Wednesday, June 10, 2009

Today:


Meeting with Beth:

This morning I talked with Beth about the CMD issue for a while. She found something wrong with my code (I knew it had to be something!) that was throwing off all the CMDs. So we fixed that and now the python matching code agrees with the idl matching code which is comforting. All in all, the two matched 19850 stars. There were still a few features on the CMD that looked fishy, but it looked much more like a CMD--including the thin disk and what could be a turn off. But it's still not as deep as we expected. In order to really test this, though, the magnitudes have to be calibrated so we know exactly how deep the CMD actually is.


Sharp and Round cuts in DAOphot

Before doing the calibrating stuff I spent some time fiddling with the DAOphot parameters. I took a look at the objects in the previous allstar files to see if I could improve upon the sharp and round limits that I applied in DAOphot. I plotted flux vs. round and sharp to narrow the limits and changed the daophot.opt files for each of the g and r bands. I ended up doing two cuts--one stricter than the other.

Boo on not being able to insert a table. But anyway, the more lenient one was:
...............g10 ....................r7
sharp..... 0.35 to 1. ..........0.3 to 1.
round..... -1 to 0.25........... -1 to 0.2

I tried to lower the upper limit on sharp but DAOphot wouldn't let me for some reason...

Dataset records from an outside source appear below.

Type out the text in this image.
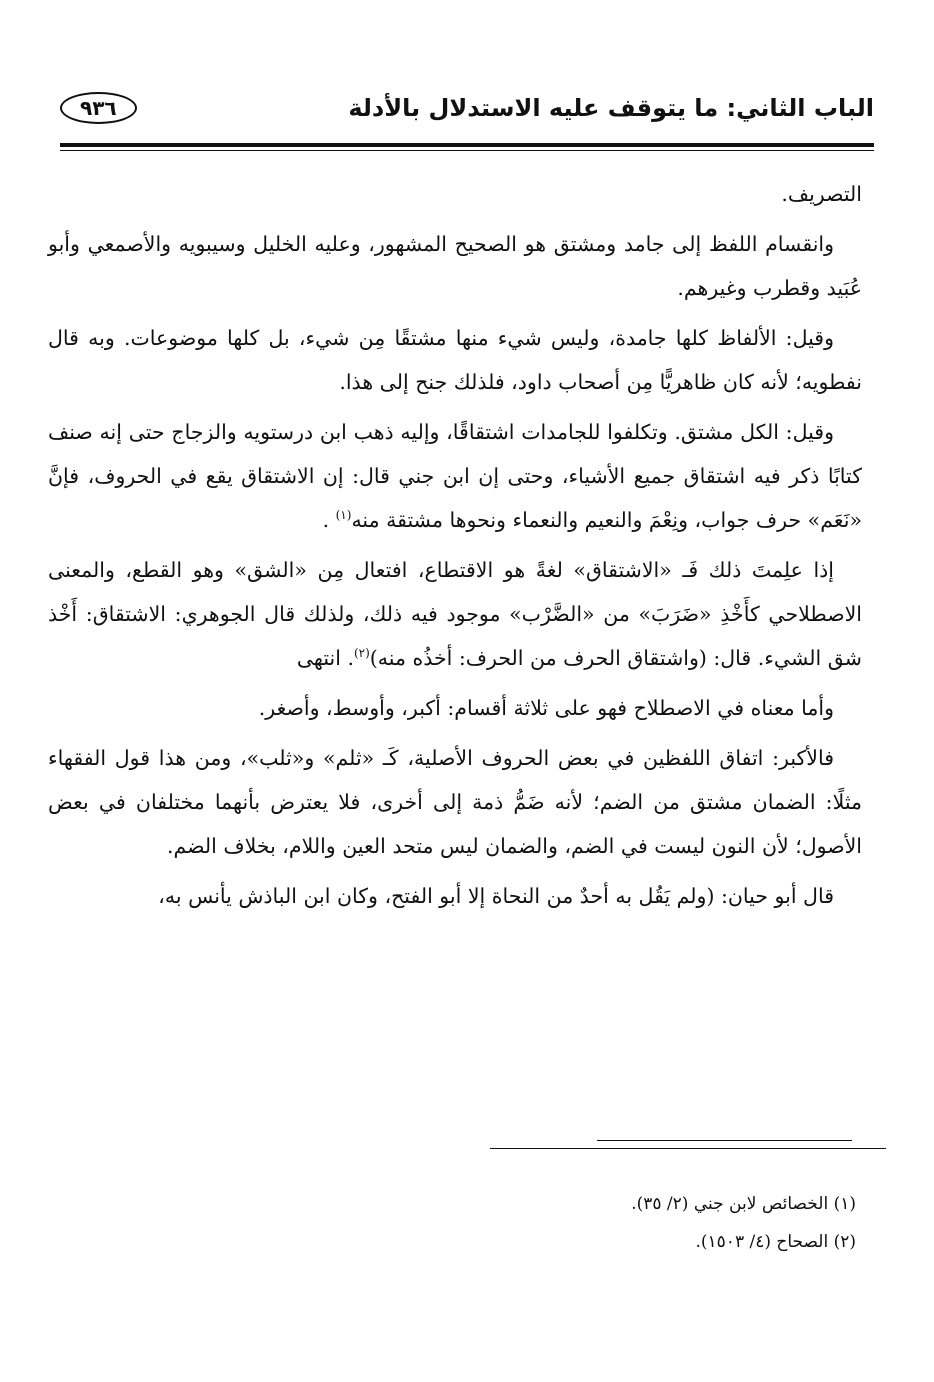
الباب الثاني: ما يتوقف عليه الاستدلال بالأدلة
٩٣٦

التصريف.

وانقسام اللفظ إلى جامد ومشتق هو الصحيح المشهور، وعليه الخليل وسيبويه والأصمعي وأبو عُبَيد وقطرب وغيرهم.

وقيل: الألفاظ كلها جامدة، وليس شيء منها مشتقًا مِن شيء، بل كلها موضوعات. وبه قال نفطويه؛ لأنه كان ظاهريًّا مِن أصحاب داود، فلذلك جنح إلى هذا.

وقيل: الكل مشتق. وتكلفوا للجامدات اشتقاقًا، وإليه ذهب ابن درستويه والزجاج حتى إنه صنف كتابًا ذكر فيه اشتقاق جميع الأشياء، وحتى إن ابن جني قال: إن الاشتقاق يقع في الحروف، فإنَّ «نَعَم» حرف جواب، ونِعْمَ والنعيم والنعماء ونحوها مشتقة منه$^{(١)}$ .

إذا علِمتَ ذلك فَـ «الاشتقاق» لغةً هو الاقتطاع، افتعال مِن «الشق» وهو القطع، والمعنى الاصطلاحي كأَخْذِ «ضَرَبَ» من «الضَّرْب» موجود فيه ذلك، ولذلك قال الجوهري: الاشتقاق: أَخْذ شق الشيء. قال: (واشتقاق الحرف من الحرف: أخذُه منه)$^{(٢)}$. انتهى

وأما معناه في الاصطلاح فهو على ثلاثة أقسام: أكبر، وأوسط، وأصغر.

فالأكبر: اتفاق اللفظين في بعض الحروف الأصلية، كَـ «ثلم» و«ثلب»، ومن هذا قول الفقهاء مثلًا: الضمان مشتق من الضم؛ لأنه ضَمُّ ذمة إلى أخرى، فلا يعترض بأنهما مختلفان في بعض الأصول؛ لأن النون ليست في الضم، والضمان ليس متحد العين واللام، بخلاف الضم.

قال أبو حيان: (ولم يَقُل به أحدٌ من النحاة إلا أبو الفتح، وكان ابن الباذش يأنس به،

(١) الخصائص لابن جني (٢/ ٣٥).

(٢) الصحاح (٤/ ١٥٠٣).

Originally, there were 33679 stars in the r band catalog and 27334 in the g band catalog. This first cut lowered the number in each catalog to 17335 and 17583, respectively. It then found 9299 matched stars.

The second, more strict cut used:

......................g10................ r7
sharp .......0.35 to 1. ...........0.3 to 1.
round ........0. to 0.25 .........0. to 0.2

so it just cut off the bottom end of the round measurements. This cut reduced the catalogs to 3138 and 2645 in the r and g bands, respectively. 540 stars were matched and put in the CMD.

The weird features--like the third, reddest peak--remain in both. But the stricter cut makes the CMD shallower so it might be best to use the first, more lenient cut.


Calibration and zero-point offset plot

I matched the CMD stars (from the first sharp/round cut) to SDSS stars and plotted gtrue-ginst vs. ginst (where gtrue is SDSS and ginst is KPNO) to get a sense of what the zero-point offset is. The offset doesn't seem to be dependent on instrumental magnitude (this is good), but it's not zeroed (this is also good!). In fact it's centered around a gtrue-ginst of 7. To get a more quantitative idea of where we are I ignored SDSS stars fainter than 22 and took the median of the offset (gtrue-ginst). Offsets for the g and r bands are 6.7059405 and 7.2057229, respectively. I added these offsets to the instrumental magnitudes and made a new CMD. I'm still concerned because it only goes to about 23rd magnitude. But it looks much cleaner and more CMD-like. (CMDcalibration.ps)



Tomorrow:
I'm concerned with the fact that only 1300 or so stars are getting matched between SDSS's 25,000 stars and the 9,300 which made the sharp and round cuts on my data. To double check this I'm going to try matching before doing the sharp and round cuts to see if the number of stars that match SDSS changes. If it does, I'll investigate this further. I expected more to match.

I'm meeting with Suzanne and co. in the morning for a quick IDL intro. Then it's back to the drawing board on how to get this CMD deeper.

1 comment:

  1. Once you select the chi and sharp cuts that you want to implement - you don't need to go back and rerun DAOphot. You just implement those cuts on the catalog that you have in hand.